Aurora HDR Analysis
As a travel photographer I have never been a big fan of what was traditionally understood as HDR images, artificial creations that in many cases seemed past a neon filter. Over the years I ended up adopting its most contained version, tonal mapping, as one more instrument when it comes to capturing certain scenes, but until the release of Lightroom 6 I did not find a tool with which I really felt comfortable within my usual workflow.
Given this background, I confess that I set out to analyze Aurora HDR, a new application designed specifically for OS X by Macphun Software in close collaboration with Trey Ratcliff, one of the photographers specializing in HDR the most famous in the world, but after a week with her I can only recommend that you give her a chance. High dynamic range… here we go!
In case I catch a clueless one, HDR photography is a photographic technique that allows us to overcome the limitations of image sensors in digital photography. This process uses multiple shots from the same scene with different exposure values (bracketing or bracketing) that are then combined into a single image with a higher dynamic range. Three photographs are usually used in which the shutter speed or ISO sensitivity (preferably to opening) is modified, one with the average exposure that we would normally make, plus two others, one overexposed to obtain detail of shadows and another underexposed to regain the highlights.
An example: in a sunset in the middle of the city like the one in the upper image, the first exhibition would capture the typical photograph with a beautiful sky but most of the city in the dark; the second would burn the sky but it would let us enter the streets and fail worse lit to appreciate them in detail; and the third would be the darkest of the three revealing a great intensity in the colors of the sky, especially if the sun was in the frame and burned part of the shot even in the average exposure.
-HDR photography is a photographic technique that allows us to overcome the limitations of image sensors in digital photography-
The application’s interface is simple in operation but immense in options with up to thirteen groups of sliders to fit to the millimeter aspects such as tone, structure, noise, color, detail and many more. Some seem redundant to the naked eye while others are an enigma even to Photoshop or Lightroom veterans, forcing us to take an end-to-end adjustment to find out what the hell it actually does.
Beyond the typical controls I was pleasantly surprised that the guys at Macphun, perhaps guided by a photographer like Ratcliff, have allowed themselves to think «outside the box» by including simple controls for tasks that I myself usually do in a more manual way in other applications.
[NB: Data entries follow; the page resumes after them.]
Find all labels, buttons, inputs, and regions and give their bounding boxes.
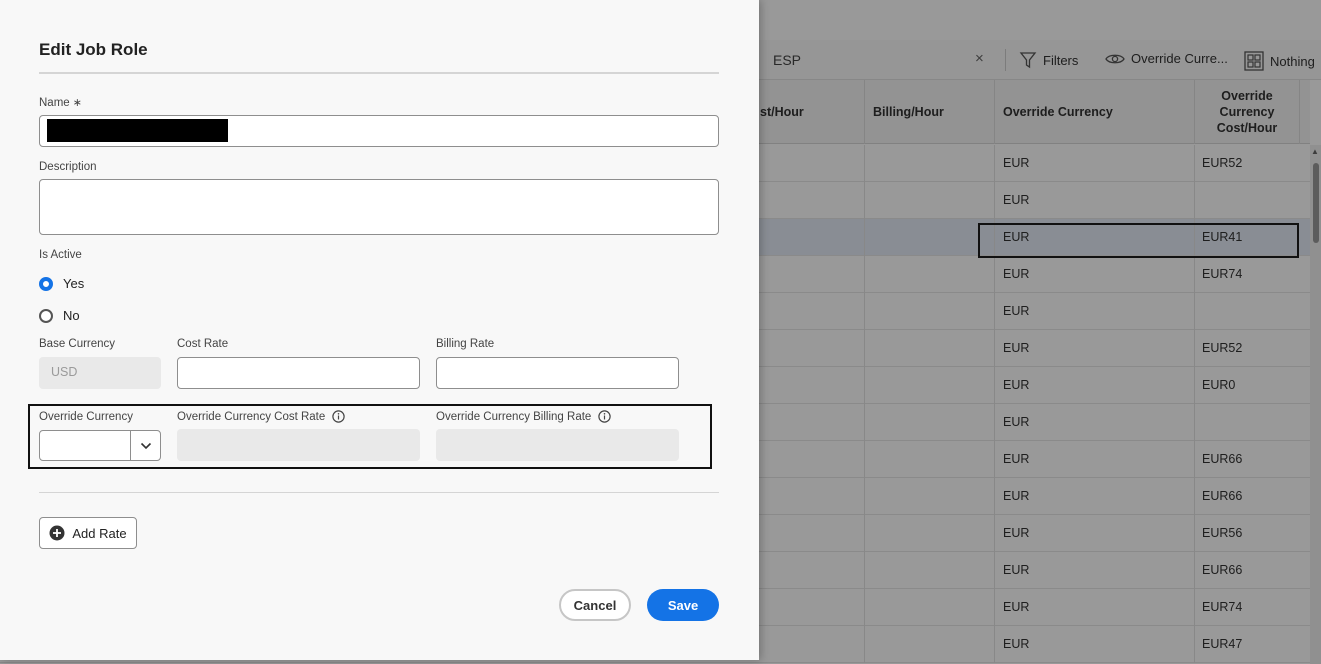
base-currency-label: Base Currency [39, 338, 116, 350]
name-label-text: Name [39, 97, 70, 109]
radio-yes[interactable]: Yes [39, 276, 84, 291]
annotation-highlight-override-fields [28, 404, 712, 469]
is-active-label: Is Active [39, 249, 82, 261]
radio-checked-icon [39, 276, 53, 291]
base-currency-value: USD [51, 365, 78, 379]
description-textarea[interactable] [39, 179, 719, 235]
required-indicator: ∗ [72, 97, 82, 109]
redacted-name-value [47, 119, 228, 142]
name-input[interactable] [39, 115, 719, 147]
radio-yes-label: Yes [63, 276, 85, 291]
title-divider [39, 72, 719, 74]
edit-job-role-dialog: Edit Job Role Name ∗ Description Is Activ… [0, 0, 759, 660]
radio-unchecked-icon [39, 308, 53, 323]
billing-rate-label: Billing Rate [436, 338, 495, 350]
section-divider [39, 492, 719, 493]
dialog-title: Edit Job Role [39, 40, 148, 59]
name-label: Name ∗ [39, 96, 82, 109]
add-circle-icon [49, 525, 65, 541]
add-rate-button[interactable]: Add Rate [39, 517, 137, 549]
billing-rate-input[interactable] [436, 357, 679, 389]
description-label: Description [39, 161, 97, 173]
cost-rate-label: Cost Rate [177, 338, 229, 350]
add-rate-label: Add Rate [72, 525, 127, 541]
base-currency-field: USD [39, 357, 161, 389]
cancel-button[interactable]: Cancel [559, 589, 631, 621]
cost-rate-input[interactable] [177, 357, 420, 389]
radio-no-label: No [63, 308, 80, 323]
annotation-highlight-grid-row [978, 223, 1299, 258]
save-button[interactable]: Save [647, 589, 719, 621]
radio-no[interactable]: No [39, 308, 80, 323]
This is the case of the top and bottom lighting panel, to modify the exposure in these areas, or the (different) «glow» controls to achieve the characteristic hazy effect of some of Ratcliff’s best-known photographs.
If you don’t want to complicate your life, Aurora HDR has different sets of presets, recipes to cook the images and get a certain look that are organized between basic, architecture, landscapes, interior s and dramatic. We can bookmark our favorites and move from one to the other quickly or create our own recipes when we feel more comfortable with the applications and want to find our own style.
Finally, another very useful feature is the layer support, implemented next to a brush to create masks quickly while stacking variations of HDR to, for example, make the rainbow of this image stand out more and give more intensity to the blue areas of the sky without the ground going away from mother. Again, Macphun might have just copied the operation of Photoshop masks forgive his place has made his own approach to make the process even more organic.
Aurora HDR and Aurora HDR Pro
Aurora HDR is available in two versions. The normal is exclusively in the Mac App Store at a starting price of 39.99 euros which will subsequently rise to 49.99 euros, while the professional one costs 114 euros and can be purchased through the Macphun online store. The version that we have used for this analysis is the Pro, but both are practically identical with the exception of some advanced tools and features:
- Native RAW image support.
- Unlimited number of sockets for bracketing/forking.
- Unlimited number of layers.
- Integration with Photoshop, Lightroom and Aperture (yes, apparently still out there) in the form of a plug-in.
- Some additional presets, including a dozen with Trey Ratcliff’s personal stamp.
- Brightness masks and degraded tool.
- Reduction of chromatic aberrations.
-Aurora HDR is one of the best specialized tools in this photographic mode, percent-
My overall rating is absolutely positive. Aurora HDR is one of the best specialized tools in this photo mode, maybe the best, but like any version 1.0 still has room for improvement. From adding more keyboard shortcuts to being able to control the brush size with the mouse touch surface just like in Lightroom, or some noise issues I’ve encountered in a particular image without too much explanation.
Despite these peros, Aurora HDR offers us a complete environment to treat our photographs from start to finish and find the final image that we had in our head at the time of pressing the shutter release, either from the most natural to the most histrionic (or stylized , if you are a fan of this end).